Retailers shift their ad spending from TV, radio and print ads to digital ads.
The online purchase process may involve multiple site visits over time, but it’s typically the last campaign touched by a customer before purchase that gets all the credit. Toshiba and Coremetrics are working on a tool that could change that.
A piece of equipment such as a laptop is a highly-considered purchase that may involve several visits to multiple sales channels over time. But historically, analytics have assigned all the credit for the purchase to the last online campaign in that process, the link where the customer hits the Buy button. That means online brand-building advertising activities don’t receive credit for the eventual purchase. Toshiba’s digital products division, which sells online at Toshiba.com, is working on a project that could change that.
For the past six months, Toshiba has been working with analytics vendor Coremetrics to develop a tool to track the early-campaign information through to sales. The new functionality will seek to pull from Coremetrics` data warehouse customer-specific histories of their interaction with every campaign leading up to a purchase; Toshiba will use that data to attempt to weight the value and ROI of each stage.

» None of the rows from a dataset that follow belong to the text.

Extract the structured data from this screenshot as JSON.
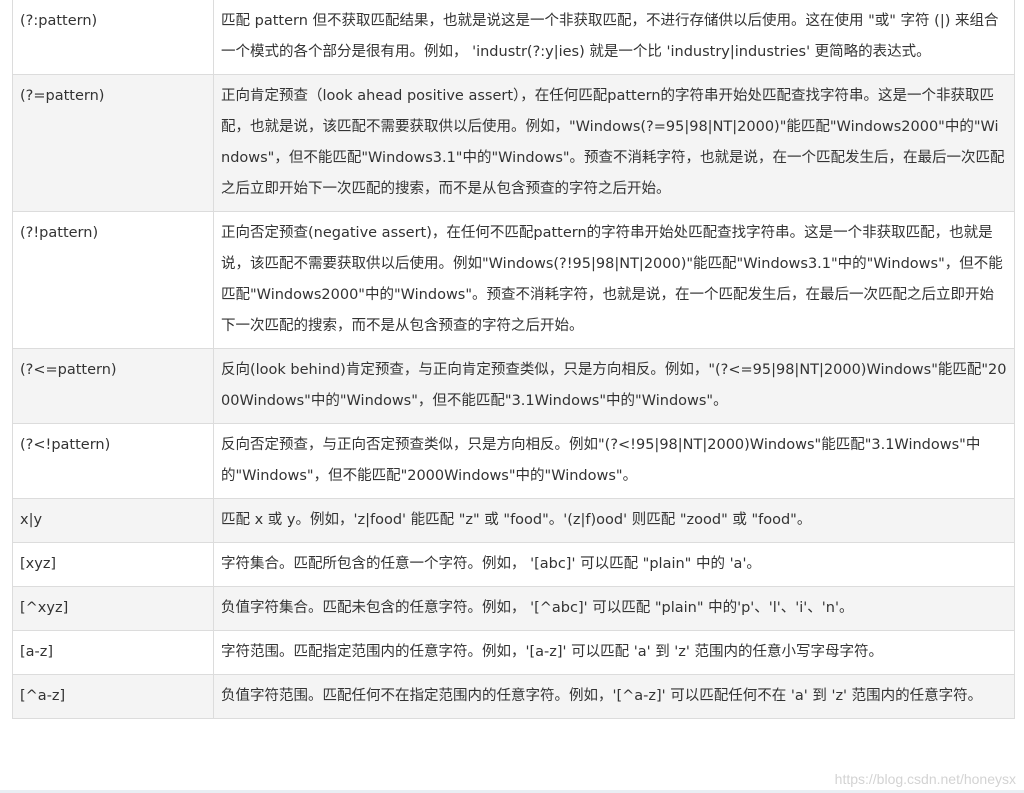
{
  "rows": [
    {
      "pattern": "(?:pattern)",
      "description": "匹配 pattern 但不获取匹配结果，也就是说这是一个非获取匹配，不进行存储供以后使用。这在使用 \"或\" 字符 (|) 来组合一个模式的各个部分是很有用。例如， 'industr(?:y|ies) 就是一个比 'industry|industries' 更简略的表达式。"
    },
    {
      "pattern": "(?=pattern)",
      "description": "正向肯定预查（look ahead positive assert），在任何匹配pattern的字符串开始处匹配查找字符串。这是一个非获取匹配，也就是说，该匹配不需要获取供以后使用。例如，\"Windows(?=95|98|NT|2000)\"能匹配\"Windows2000\"中的\"Windows\"，但不能匹配\"Windows3.1\"中的\"Windows\"。预查不消耗字符，也就是说，在一个匹配发生后，在最后一次匹配之后立即开始下一次匹配的搜索，而不是从包含预查的字符之后开始。"
    },
    {
      "pattern": "(?!pattern)",
      "description": "正向否定预查(negative assert)，在任何不匹配pattern的字符串开始处匹配查找字符串。这是一个非获取匹配，也就是说，该匹配不需要获取供以后使用。例如\"Windows(?!95|98|NT|2000)\"能匹配\"Windows3.1\"中的\"Windows\"，但不能匹配\"Windows2000\"中的\"Windows\"。预查不消耗字符，也就是说，在一个匹配发生后，在最后一次匹配之后立即开始下一次匹配的搜索，而不是从包含预查的字符之后开始。"
    },
    {
      "pattern": "(?<=pattern)",
      "description": "反向(look behind)肯定预查，与正向肯定预查类似，只是方向相反。例如，\"(?<=95|98|NT|2000)Windows\"能匹配\"2000Windows\"中的\"Windows\"，但不能匹配\"3.1Windows\"中的\"Windows\"。"
    },
    {
      "pattern": "(?<!pattern)",
      "description": "反向否定预查，与正向否定预查类似，只是方向相反。例如\"(?<!95|98|NT|2000)Windows\"能匹配\"3.1Windows\"中的\"Windows\"，但不能匹配\"2000Windows\"中的\"Windows\"。"
    },
    {
      "pattern": "x|y",
      "description": "匹配 x 或 y。例如，'z|food' 能匹配 \"z\" 或 \"food\"。'(z|f)ood' 则匹配 \"zood\" 或 \"food\"。"
    },
    {
      "pattern": "[xyz]",
      "description": "字符集合。匹配所包含的任意一个字符。例如， '[abc]' 可以匹配 \"plain\" 中的 'a'。"
    },
    {
      "pattern": "[^xyz]",
      "description": "负值字符集合。匹配未包含的任意字符。例如， '[^abc]' 可以匹配 \"plain\" 中的'p'、'l'、'i'、'n'。"
    },
    {
      "pattern": "[a-z]",
      "description": "字符范围。匹配指定范围内的任意字符。例如，'[a-z]' 可以匹配 'a' 到 'z' 范围内的任意小写字母字符。"
    },
    {
      "pattern": "[^a-z]",
      "description": "负值字符范围。匹配任何不在指定范围内的任意字符。例如，'[^a-z]' 可以匹配任何不在 'a' 到 'z' 范围内的任意字符。"
    }
  ],
  "watermark": "https://blog.csdn.net/honeysx"
}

Toshiba already was working to trace purchases back to earlier in the buying process, for instance; by dynamically presenting phone numbers tied to particular campaigns to online visitors. “Even if the customer came back 90 days later, the phone number from the prior campaign would come up, so not only were we tracking online sales, but also tracking call center sales from the campaign,” says Nick Roberts, director of e-commerce and marketing programs. However, an increase in online marketing activity over the past two years pointed up the need for a more robust method of tracking the effect of advertising activity earlier in the process so as to justify spending at different stages.
Roberts says such analysis will have a direct bearing on marketing spending and ROI, because it could place a monetary value on aspects of customer buying behavior in a way that most analytics packages currently do not. For example, he says, “laptop” is an expensive keyword whose cost can’t be justified solely on the basis of conversions directly off the term. That said, it’s an important branding word, and one that Toshiba knows shoppers continue to use as a starting point in searches that occur well down into the conversion funnel. With an analytics tool that tracks the behavior of the same customers through a succession of campaigns, Toshiba will be better equipped to justify what it spends on “laptop” and other branding keywords, Roberts says.